Form Description for the Information Collection “National Disease Surveillance Program - II. Disease Summaries,” OMB No. 0920-0004


Outbreak Report of Suspected Viral Gastroenteritis

(Outbreaks of viral gastroenteritis are usually caused by norovirus or sapovirus which collectively are referred to as caliciviruses)


Noroviruses are estimated to cause 23 million cases (33%) of all cases of gastroenteritis annually. Norovirus disease occurs as sporadic disease or as outbreaks of diarrhea and vomiting, in all age groups.


Noroviruses can be transmitted via contaminated food, contaminated water or directly from person to person. Many outbreaks involve several modes of transmission such as initial foodborne followed by person to person. In many cases the source of infection is unknown. The diverse modes of transmission are reflected in the diverse settings in which outbreaks occur such as restaurants, nursing homes, hospitals and schools. Historically however, diagnosis of noroviruses has been very difficult. Recent development of RT-PCR techniques has revolutionized the detection and characterization of norovirus strains, and testing for norovirus in outbreaks of gastroenteritis is gradually becoming more frequent.


CDC has been testing outbreaks for noroviruses for over 10 years, most recently using RT-PCR. Increasingly state public health laboratories have been testing for noroviruses and currently three quarters of all norovirus outbreaks are diagnosed by the states and a quarter by CDC. RT-PCR has allowed for norovirus strains to be sequenced and the development of CaliciNet, a nationwide database of norovirus sequences has allowed comparison of norovirus sequences from different outbreaks.
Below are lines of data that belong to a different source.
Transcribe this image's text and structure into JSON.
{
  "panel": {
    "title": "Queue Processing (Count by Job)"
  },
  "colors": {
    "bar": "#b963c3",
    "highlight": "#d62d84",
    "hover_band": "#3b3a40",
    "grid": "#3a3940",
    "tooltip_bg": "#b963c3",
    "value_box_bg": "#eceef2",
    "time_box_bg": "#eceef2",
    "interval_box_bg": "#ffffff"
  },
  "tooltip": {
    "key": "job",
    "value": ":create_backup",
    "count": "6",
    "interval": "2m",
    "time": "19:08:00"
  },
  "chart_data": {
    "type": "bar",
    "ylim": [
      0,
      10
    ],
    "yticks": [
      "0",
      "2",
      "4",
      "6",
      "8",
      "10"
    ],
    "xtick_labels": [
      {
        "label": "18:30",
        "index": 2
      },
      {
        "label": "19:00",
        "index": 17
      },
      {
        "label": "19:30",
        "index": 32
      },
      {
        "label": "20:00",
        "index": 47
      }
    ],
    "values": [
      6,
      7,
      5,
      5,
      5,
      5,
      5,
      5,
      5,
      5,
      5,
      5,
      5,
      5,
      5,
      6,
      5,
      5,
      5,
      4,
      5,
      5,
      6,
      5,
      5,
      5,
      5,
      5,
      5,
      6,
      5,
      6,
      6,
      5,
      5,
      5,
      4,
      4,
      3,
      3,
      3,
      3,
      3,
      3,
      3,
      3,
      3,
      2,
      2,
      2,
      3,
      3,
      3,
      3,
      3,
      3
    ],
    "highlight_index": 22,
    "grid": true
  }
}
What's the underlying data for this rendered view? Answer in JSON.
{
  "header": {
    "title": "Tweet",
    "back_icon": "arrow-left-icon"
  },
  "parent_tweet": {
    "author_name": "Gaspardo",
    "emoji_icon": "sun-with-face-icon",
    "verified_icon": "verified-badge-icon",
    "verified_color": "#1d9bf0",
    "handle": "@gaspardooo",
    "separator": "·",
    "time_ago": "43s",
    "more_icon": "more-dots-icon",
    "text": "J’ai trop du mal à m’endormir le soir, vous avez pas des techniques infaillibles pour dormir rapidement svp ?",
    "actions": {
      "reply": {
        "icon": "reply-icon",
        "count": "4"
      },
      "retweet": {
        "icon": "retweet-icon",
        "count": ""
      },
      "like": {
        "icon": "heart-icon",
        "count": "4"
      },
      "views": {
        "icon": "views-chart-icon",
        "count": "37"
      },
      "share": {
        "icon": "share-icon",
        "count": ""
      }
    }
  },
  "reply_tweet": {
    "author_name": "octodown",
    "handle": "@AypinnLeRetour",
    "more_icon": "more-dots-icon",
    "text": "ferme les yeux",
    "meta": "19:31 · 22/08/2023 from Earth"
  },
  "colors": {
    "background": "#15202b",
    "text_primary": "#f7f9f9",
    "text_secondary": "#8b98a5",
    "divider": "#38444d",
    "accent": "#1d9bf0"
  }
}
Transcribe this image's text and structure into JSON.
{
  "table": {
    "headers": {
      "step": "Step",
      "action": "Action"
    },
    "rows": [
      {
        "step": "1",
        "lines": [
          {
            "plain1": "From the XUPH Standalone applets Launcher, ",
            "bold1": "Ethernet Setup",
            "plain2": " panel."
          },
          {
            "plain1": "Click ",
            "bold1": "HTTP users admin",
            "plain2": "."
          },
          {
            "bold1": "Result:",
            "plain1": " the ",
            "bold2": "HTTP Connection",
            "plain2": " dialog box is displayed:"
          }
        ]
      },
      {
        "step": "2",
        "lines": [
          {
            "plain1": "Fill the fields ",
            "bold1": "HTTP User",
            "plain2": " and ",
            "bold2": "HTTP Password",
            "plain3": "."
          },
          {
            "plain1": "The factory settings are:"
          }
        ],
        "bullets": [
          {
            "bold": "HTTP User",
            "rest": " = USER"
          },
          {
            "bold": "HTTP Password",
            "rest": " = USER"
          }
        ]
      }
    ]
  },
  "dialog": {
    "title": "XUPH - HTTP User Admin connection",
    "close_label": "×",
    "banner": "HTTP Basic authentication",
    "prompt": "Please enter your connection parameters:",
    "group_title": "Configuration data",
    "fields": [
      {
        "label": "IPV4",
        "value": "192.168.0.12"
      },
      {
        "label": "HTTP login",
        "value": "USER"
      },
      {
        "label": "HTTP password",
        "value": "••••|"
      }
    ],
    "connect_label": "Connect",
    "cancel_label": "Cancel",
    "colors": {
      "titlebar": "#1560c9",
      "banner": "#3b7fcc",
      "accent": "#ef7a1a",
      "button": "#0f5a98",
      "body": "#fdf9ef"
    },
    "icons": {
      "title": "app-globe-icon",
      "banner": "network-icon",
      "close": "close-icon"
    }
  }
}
For effective interpretation of the significance of similar sequences, however, some epidemiological information is required. Currently, epidemiological information on norovirus outbreaks that are linked to food contamination is reported to the foodborne branch electronically via EFORS. However, there is no collection of epidemiological data of non-foodborne outbreaks of norovirus.


Data collected will include suspected source, setting, number exposed, and number of cases. This will allow CDC to link outbreaks together and assist in the development of control measures. This information will eventually be collected through a web-based reporting system which is being developed. The information will be accessible to states investigating outbreaks, initially by contact with the viral gastroenteritis section at CDC, and in the future via the Internet.